Yakup hocam, kendi aramızda zaman zaman konuştuğumuz ama belki de bu kadar derli toplu ve düzgün ifade edemediğimiz tespitleri hatırlamak çok iyi oldu. Özellikle 4.tespit içerik olarak benim için bir adım öndedir.Teşekkür ederim
10. cu kurala karşıyım. elbette yabancılar için geçerli olabilir ama Türk balıkçısı dürüsttür, güvenilirdir, dost canlısıdır, tanıştırma gerekmez, yalan söylemez, doğayı sever, avını da yemini de avlağını da dostça ve dürüstçe paylaşır; hatta paylaştıkça daha fazla zevk alır avdan ve hayattan
Sahanın bir etüdü gibi.
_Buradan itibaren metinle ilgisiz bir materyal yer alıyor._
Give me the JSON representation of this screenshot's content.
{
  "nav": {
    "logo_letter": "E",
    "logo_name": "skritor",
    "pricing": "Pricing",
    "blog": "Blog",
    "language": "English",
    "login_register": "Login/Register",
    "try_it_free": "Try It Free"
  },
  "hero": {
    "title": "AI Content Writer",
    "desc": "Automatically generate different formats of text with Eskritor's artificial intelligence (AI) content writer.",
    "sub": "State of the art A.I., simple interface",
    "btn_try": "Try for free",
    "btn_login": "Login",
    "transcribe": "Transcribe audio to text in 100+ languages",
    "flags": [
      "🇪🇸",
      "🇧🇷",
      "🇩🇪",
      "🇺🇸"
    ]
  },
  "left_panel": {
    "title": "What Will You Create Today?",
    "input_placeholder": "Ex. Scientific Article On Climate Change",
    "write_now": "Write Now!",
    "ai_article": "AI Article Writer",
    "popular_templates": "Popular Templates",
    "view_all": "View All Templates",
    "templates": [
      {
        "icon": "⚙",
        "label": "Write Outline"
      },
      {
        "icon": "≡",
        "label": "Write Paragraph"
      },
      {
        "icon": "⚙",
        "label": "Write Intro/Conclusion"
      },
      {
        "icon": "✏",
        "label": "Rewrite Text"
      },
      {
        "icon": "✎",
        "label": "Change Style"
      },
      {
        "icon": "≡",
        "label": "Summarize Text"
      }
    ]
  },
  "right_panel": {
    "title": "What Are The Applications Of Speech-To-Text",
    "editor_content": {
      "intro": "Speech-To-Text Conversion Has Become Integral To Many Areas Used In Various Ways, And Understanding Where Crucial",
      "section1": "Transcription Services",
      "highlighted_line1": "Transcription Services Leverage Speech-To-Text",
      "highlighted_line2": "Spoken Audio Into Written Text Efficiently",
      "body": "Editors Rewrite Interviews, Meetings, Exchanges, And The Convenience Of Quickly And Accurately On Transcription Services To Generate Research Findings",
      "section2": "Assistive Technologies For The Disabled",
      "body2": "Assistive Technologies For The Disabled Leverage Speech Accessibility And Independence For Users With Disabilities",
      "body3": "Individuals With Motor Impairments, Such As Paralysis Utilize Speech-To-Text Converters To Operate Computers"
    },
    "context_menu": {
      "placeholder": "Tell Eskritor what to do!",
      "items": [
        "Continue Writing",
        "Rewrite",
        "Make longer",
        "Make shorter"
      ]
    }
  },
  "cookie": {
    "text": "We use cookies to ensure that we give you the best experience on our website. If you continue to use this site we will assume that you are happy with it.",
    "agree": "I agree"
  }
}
Her an içine düştüğümüz durumların bir özeti gibi Kadri bey merak ettim, neden okuyamadınız ve neden bunu belirtmek ihtiyacı hissettiniz.
Bizler için kastetmiştim,daha doğrusu doğaya saygı göstermeyenler için,avrupalı avcılar zaten bilinçli.
Nejat bey bizlerde onlardan örnek almamız gerektiğini belirtmek istedim,yalnız yalnış anlaşılmasın herkes için değil bilinçsiz avlananlar ve saygı göstermeyenler için bu yazdıklarım,ayrıca geçen hafta galata köprüsü üzerindemadı balık tutanlar için sayfada bir yazı yazdım malesef hiç kimse bir şey yazmadı tutulan balıkların boyu inanın 3cm den büyük değildi ve o kadar çok tutan vardıki inanın ben amatör balıkçı olmamdan utandım.Geçtiğimiz cumartesi günü belki bazı arkadaşlarda görmüştür.aynı akşam galata köprüsü iyi balık yapıyor diye mesaj yazmışlardı.Bunu ve benzer olayları yaşadığım için o maddeyi yazma gereği duydum.gene özellikle belirtmek istiyorum beş parmağın beşi birbirine benzemiyor.
Bize sadece siniri stresi kalıyor, onlar bildiklerini okuyor.Sadece kural koyuyorlar o kadar. Denetim mekanizması oluşturulmadan heryerimizi yırtıp parçalasak ta faydası yok. O günleri görene kadar allah bizlere sabır versin. Sizi yanlış anladığımı düşünmeyin. Aynı düşünceyi paylaştığımızı biliyorum.
Malesef dediğiniz gibi sinire sterse hep duyarlı kişiler vakıf oluyor ne yazıkki dediğiniz gibi çoğu şey sirkülerde kurallarda kalıyor.Yaptırım için hiç bir şey yok yapanların sadece yanına kar kalıyor.
8. Kalamayı önceden ayarla! Hayatının balığı oltana geldiğinde elinde kopmuş bir misina kalmasın. (kesinlikle katılıyorum, ceylan avlarımda başıma çok geldi, kalamaya dikkat etmedim hem balık gitti hem sahte((.. ayrıca; 11. Yanında her zaman sağlam bir kepçe bulundur (bu benim yeni kuralım)
2. Balık neredeyse oradadır ve orada avlanır! Balık senin gittiğin yerde olmak ya da senin ayağına gelmek zorunda değildir. Georges Corner üstad mazmuz (yemleme) olayına nasıl bakmış olabilir acaba? Hocam teşekkürler, selamlar.